Étude glaçante : Un rapport interministériel fait le point sur les glaciers 

La plupart des glaciers fondront sans provoquer de dégâts, mais certains pourraient à l’inverse faire des ravages. Une étude sur les Risques d’Origine Glaciaire et Périglaciaire (ROGP) fait le point.

« Risques de haute intensité et de basse fréquence », telle est la description des ROGP. À l’aune du réchauffement climatique et du glissement accéléré des glaciers, le phénomène habituel de chute de séracs peut faire place à l’écoulement de langues glaciaires voire, dans le pire des cas, du glacier complet. Écoulements d’eau brutaux, laves torrentielles de boue, mouvements de terrains dus à la déstabilisation de parois en pergélisol, pourraient s’avérer funestes. En cause ? La présence de poches d’eau entre la roche et le glacier, réduisant de fait son adhérence.

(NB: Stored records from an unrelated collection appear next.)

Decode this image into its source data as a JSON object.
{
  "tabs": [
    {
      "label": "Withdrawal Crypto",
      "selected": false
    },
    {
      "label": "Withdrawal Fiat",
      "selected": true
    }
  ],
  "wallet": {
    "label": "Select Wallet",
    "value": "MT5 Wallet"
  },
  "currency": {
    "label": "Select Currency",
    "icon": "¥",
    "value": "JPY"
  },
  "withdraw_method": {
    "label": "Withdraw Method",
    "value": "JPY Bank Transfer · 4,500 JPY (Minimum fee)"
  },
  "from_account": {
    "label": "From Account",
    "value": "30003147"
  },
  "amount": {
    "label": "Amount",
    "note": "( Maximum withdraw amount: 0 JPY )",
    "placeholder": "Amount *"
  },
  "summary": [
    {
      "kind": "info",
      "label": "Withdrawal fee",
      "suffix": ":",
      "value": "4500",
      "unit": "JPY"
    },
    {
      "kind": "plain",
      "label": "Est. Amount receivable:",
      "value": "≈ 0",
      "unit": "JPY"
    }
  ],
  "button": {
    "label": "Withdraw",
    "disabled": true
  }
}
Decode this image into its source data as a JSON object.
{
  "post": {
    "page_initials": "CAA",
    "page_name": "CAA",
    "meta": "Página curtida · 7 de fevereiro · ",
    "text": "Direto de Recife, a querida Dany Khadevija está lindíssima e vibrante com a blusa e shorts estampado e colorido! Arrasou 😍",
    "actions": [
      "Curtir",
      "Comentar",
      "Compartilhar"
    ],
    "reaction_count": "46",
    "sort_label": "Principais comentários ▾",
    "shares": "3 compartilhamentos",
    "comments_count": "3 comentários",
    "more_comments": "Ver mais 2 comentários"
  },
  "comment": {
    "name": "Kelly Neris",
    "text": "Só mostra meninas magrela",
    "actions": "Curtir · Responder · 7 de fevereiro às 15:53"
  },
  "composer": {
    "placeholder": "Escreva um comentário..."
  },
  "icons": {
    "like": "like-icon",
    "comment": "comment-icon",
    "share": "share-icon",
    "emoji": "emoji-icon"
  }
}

« Au contraire des avalanches, les ROGP concernent surtout la saison estivale », rappelle Laurent Mayet de l’IGESR (Inspection générale de l’éducation, du sport et de la recherche), l’un des coauteurs de l’étude. Les conditions de la belle saison ne sont plus les mêmes. « Des voies connues, autrefois sûres, sont désormais évitées par les guides parce que cela tombe trop », déplore Pierre-Alain Roche, autre coauteur, de l’IGEDD (Inspection générale de l’environnement et du développement durable). Le glacier de Taconnaz est par exemple surveillé à ce titre. 

Forts enjeux

La superficie des glaciers français, qui est de 200 km2, reste minime, à comparer aux 1 300 km2 cumulés des glaciers italiens et suisses. Pourtant, trois ministères – Transition écologique, Recherche, Intérieur – ont mené conjointement cette mission pour parfaire l’organisation et la prévention. Le glacier de Tête Rousse à Saint Gervais, dans lequel l’eau s’était accumulée en 1892, reste dans la mémoire collective avec ses 175 victimes. Sans surprise, l’étude souligne des mouvements de déstabilisation plus nombreux sans que les pouvoirs publics soient parfaitement armés pour éclairer sur les nouveaux risques encourus.

Cependant, « nous avons été agréablement surpris par les communes, les services de l’État et les chercheurs qui ont pris la mesure de l’enjeu et collaborent », avance Pierre-Alain Roche.

La direction générale de la prévention des risques concentre des moyens significatifs à travers le programme PAPROG qui mobilise chercheurs et services techniques. Un réseau de professionnels s’est tissé, bénéficiant des observations des guides, gardiens de refuges… par des réseaux sociaux dédiés. « Cette surveillance humaine a permis d’identifier le risque de surverse du lac glaciaire des Bossons », illustre Pierre-Alain-Roche. 

Avec la hausse des températures, un lac se forme  à partir de la fonte des Bossons. 

Gérer la transversalité

L’aspect opérationnel doit encore être sophistiqué. 

« Au Val d’Aoste, les glaciers comme les Grandes Jorasses qui surplombent la vallée sont perchés et à forts dénivelés. La sécurité civile est donc habituée aux suivis d’alertes, évacuations de personnes, déviations ou fermetures de circulations… Ils ont souvent des décisions à prendre, alors que cela reste plus rare en France », décrit Pierre-Alain Roche.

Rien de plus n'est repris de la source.